The back room was the actual museum, in which numerous certificates and other documents were displayed in showcases . Including Gauß ' doctoral diploma , which he received on July 16, 1799 from the University of Helmstedt and the diploma on its 50th anniversary on July 15, 1849 from the Collegium Carolinum in Braunschweig. The collection also contained first editions of his main works (e.g. the Disquisitiones Arithmeticae from 1801 and the Theoria motus corporum coelestium in sectionibus conicis solem ambientium , published in 1809 ) as well as numerous membership diplomas from academies and scientific societies, including the Russian Academy of Sciences in St. Petersburg from January 31, 1802 or the American Philosophical Society in Philadelphia from January 21, 1853. It also included the honorary citizenship of the city of Göttingen from July 14, 1849, as well as some private correspondence. In addition to various scientific instruments from Gauss's possession, the room also contained photographs of family members and people from his professional environment as well as busts of him - including the one created by Fritz Schaper - and one of Gauss' daughter Minna.

The Gauss Museum was opened on April 30, 1929, Gauss' 152nd birthday, in the presence of Carl Joseph Gauß, his brother Captain William Gauß from Hameln and their wives. The director was the historian and archivist Werner Spieß , who from 1935 was also director of the city ​​archive and the city ​​library of Braunschweig .

Destruction and whereabouts of the exhibits

Memorial plaque at the former location of the house

In the final phase of the Second World War , the most important exhibits, especially the documents, were brought to safety. Like most of the surrounding buildings, the half-timbered house at Wilhelmstrasse 30 was lost in the firestorm of the bombing of October 15, 1944. The rescued exhibits are now in the municipal museum (furniture etc.) and in the city archive (documents etc.). It is planned to make the archive material available in the city archive in digitized form .

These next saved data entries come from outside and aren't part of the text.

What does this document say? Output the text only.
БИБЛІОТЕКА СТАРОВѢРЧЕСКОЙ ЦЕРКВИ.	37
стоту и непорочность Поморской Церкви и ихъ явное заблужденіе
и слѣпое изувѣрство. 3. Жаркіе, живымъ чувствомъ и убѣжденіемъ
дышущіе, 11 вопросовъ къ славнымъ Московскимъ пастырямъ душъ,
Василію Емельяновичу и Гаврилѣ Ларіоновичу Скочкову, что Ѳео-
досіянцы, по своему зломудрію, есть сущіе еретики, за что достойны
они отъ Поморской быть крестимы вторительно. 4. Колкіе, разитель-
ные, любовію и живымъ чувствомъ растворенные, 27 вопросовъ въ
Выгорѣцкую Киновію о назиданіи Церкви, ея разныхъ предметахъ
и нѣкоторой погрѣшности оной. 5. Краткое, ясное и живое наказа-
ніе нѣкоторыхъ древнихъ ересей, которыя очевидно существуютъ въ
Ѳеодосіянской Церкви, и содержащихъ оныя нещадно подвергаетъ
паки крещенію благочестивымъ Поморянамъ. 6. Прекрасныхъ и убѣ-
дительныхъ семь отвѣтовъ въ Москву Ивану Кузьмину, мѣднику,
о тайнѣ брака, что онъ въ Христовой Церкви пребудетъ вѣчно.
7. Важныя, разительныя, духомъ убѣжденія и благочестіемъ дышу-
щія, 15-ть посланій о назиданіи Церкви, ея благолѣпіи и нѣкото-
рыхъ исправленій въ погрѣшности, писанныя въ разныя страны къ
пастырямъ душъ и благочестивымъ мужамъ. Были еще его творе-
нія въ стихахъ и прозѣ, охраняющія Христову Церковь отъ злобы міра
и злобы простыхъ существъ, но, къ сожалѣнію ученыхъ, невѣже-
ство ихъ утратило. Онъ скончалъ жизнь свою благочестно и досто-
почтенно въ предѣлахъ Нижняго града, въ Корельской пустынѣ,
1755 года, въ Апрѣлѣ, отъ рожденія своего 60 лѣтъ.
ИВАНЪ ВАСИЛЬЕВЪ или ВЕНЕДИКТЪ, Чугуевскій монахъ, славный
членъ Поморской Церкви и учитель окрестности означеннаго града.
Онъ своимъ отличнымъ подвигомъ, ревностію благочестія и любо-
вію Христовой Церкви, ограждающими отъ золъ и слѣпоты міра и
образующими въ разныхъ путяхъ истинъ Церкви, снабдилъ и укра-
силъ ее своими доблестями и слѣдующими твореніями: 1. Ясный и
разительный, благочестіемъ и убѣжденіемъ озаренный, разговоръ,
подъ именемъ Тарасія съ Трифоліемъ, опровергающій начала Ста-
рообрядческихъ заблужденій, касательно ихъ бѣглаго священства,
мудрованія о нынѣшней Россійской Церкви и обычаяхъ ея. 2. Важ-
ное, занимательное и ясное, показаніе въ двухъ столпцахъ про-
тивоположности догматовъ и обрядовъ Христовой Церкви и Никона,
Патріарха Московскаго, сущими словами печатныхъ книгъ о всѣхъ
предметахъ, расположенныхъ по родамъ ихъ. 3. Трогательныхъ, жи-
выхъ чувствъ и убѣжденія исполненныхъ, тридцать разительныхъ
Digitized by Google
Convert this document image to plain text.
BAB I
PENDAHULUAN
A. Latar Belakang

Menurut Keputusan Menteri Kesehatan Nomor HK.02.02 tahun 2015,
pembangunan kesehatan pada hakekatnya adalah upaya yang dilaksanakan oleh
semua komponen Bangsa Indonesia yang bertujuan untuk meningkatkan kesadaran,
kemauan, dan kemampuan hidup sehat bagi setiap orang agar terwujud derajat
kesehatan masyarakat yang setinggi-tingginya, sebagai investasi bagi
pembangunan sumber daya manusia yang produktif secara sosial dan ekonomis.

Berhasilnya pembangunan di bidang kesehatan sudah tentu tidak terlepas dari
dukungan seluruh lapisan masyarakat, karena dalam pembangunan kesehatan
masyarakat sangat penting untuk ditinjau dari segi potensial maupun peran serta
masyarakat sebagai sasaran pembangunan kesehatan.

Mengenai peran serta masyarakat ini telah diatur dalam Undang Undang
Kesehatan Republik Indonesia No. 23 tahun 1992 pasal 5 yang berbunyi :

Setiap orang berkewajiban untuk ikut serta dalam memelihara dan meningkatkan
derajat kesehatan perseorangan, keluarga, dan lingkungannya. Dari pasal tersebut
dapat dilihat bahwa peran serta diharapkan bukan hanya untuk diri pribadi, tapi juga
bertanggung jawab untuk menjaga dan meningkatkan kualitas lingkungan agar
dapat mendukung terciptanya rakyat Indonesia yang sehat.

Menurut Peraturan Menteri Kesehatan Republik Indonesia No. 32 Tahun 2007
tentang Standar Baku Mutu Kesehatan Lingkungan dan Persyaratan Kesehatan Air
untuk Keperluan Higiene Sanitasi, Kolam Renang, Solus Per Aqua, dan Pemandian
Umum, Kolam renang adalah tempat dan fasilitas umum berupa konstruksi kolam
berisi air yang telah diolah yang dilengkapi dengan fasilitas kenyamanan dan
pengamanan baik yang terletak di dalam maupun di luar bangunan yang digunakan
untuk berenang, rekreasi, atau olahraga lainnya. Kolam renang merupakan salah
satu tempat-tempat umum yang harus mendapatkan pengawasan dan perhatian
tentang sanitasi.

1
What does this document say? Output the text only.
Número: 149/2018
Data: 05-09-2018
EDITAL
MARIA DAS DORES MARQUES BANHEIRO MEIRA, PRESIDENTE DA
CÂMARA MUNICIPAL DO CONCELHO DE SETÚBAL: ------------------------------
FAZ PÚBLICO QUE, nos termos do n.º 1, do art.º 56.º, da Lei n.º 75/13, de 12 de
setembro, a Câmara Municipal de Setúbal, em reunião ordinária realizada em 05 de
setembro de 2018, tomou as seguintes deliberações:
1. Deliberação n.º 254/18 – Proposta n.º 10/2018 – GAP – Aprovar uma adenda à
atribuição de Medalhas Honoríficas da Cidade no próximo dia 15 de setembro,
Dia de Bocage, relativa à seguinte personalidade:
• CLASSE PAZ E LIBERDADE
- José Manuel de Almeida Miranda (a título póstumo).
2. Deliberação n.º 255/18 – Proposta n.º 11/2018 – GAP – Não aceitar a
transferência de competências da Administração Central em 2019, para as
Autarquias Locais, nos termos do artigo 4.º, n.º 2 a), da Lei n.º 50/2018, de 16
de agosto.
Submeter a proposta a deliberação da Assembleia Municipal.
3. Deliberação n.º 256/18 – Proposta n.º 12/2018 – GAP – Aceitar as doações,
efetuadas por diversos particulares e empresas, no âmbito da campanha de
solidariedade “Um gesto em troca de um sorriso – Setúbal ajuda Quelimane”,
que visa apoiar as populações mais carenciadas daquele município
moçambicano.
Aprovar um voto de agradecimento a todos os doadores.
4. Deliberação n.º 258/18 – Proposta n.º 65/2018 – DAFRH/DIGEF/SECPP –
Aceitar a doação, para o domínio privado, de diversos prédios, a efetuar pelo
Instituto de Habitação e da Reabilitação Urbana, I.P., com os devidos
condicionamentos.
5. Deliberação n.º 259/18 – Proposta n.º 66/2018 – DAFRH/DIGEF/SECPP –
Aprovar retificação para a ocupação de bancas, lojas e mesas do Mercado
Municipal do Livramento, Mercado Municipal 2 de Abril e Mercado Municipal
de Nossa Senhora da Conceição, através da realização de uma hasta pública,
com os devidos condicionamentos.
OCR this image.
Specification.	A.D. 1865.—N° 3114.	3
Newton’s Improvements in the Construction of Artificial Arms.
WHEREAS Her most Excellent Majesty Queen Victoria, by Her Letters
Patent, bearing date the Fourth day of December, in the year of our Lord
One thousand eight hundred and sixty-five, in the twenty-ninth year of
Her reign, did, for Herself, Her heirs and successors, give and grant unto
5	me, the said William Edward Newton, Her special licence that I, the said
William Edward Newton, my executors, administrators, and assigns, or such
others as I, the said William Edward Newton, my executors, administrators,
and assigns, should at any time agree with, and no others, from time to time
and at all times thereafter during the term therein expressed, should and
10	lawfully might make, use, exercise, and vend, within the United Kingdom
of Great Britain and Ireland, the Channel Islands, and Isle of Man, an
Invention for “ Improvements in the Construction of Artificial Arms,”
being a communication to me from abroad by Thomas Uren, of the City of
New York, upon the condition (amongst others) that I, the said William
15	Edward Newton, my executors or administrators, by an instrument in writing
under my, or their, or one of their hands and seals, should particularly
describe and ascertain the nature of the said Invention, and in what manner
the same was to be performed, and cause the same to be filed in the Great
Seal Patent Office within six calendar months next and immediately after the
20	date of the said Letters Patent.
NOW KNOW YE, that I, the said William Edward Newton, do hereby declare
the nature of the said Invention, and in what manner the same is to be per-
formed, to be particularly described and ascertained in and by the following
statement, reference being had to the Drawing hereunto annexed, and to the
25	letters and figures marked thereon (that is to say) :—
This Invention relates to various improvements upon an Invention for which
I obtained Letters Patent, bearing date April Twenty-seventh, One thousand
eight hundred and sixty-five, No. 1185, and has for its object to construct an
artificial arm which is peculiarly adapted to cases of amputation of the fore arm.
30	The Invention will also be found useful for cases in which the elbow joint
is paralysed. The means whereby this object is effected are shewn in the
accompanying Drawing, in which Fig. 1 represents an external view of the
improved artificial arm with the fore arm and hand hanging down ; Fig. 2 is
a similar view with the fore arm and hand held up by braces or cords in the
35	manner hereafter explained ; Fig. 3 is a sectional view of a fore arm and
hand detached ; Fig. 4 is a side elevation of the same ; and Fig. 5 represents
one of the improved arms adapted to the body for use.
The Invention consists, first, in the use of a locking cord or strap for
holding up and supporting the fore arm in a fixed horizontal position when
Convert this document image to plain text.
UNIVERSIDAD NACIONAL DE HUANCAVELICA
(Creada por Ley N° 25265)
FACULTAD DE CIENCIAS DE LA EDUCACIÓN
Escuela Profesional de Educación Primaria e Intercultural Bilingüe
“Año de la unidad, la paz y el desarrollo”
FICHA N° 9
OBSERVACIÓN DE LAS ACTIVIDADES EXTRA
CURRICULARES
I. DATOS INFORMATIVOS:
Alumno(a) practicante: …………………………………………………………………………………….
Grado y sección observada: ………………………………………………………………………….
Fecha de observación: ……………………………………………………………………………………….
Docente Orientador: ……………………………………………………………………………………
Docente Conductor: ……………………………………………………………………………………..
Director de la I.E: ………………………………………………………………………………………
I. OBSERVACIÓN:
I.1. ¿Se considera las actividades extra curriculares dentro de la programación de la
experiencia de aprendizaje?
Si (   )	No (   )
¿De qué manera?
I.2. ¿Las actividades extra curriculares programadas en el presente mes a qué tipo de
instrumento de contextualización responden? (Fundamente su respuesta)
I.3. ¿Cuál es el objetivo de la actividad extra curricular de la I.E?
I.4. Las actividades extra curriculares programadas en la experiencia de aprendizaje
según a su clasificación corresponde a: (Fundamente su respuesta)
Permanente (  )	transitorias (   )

The Lower Saxony State and University Library in Göttingen keeps the largest part of Gauss's academic legacy .

literature

Individual evidence

  1. Manfred Garzmann : Gauß, Carl Friedrich, Prof. Dr. In: Horst-Rüdiger Jarck , Günter Scheel (ed.): Braunschweigisches Biographisches Lexikon - 19th and 20th centuries . Hahnsche Buchhandlung, Hannover 1996, ISBN 3-7752-5838-8 , p. 200 .
  2. a b c d Heinrich Mack: The Gauß Museum in Braunschweig. P. 122.
  3. ^ Richard Moderhack: The former Gauss Museum in Braunschweig. P. 54.
  4. ^ A b c Heinrich Mack: The Gauss Museum in Braunschweig. P. 123.
  5. Heinrich Mack: The Gaußmuseum in Braunschweig. P. 125.
  6. ^ Henning Steinführer (Ed.): The holdings of the Braunschweig city archive. (= Braunschweiger Werkstücke Volume 56, The whole series Volume 115), Appelhans Verlag, Braunschweig 2018, ISBN 978-3-944939-33-9 , p. 256.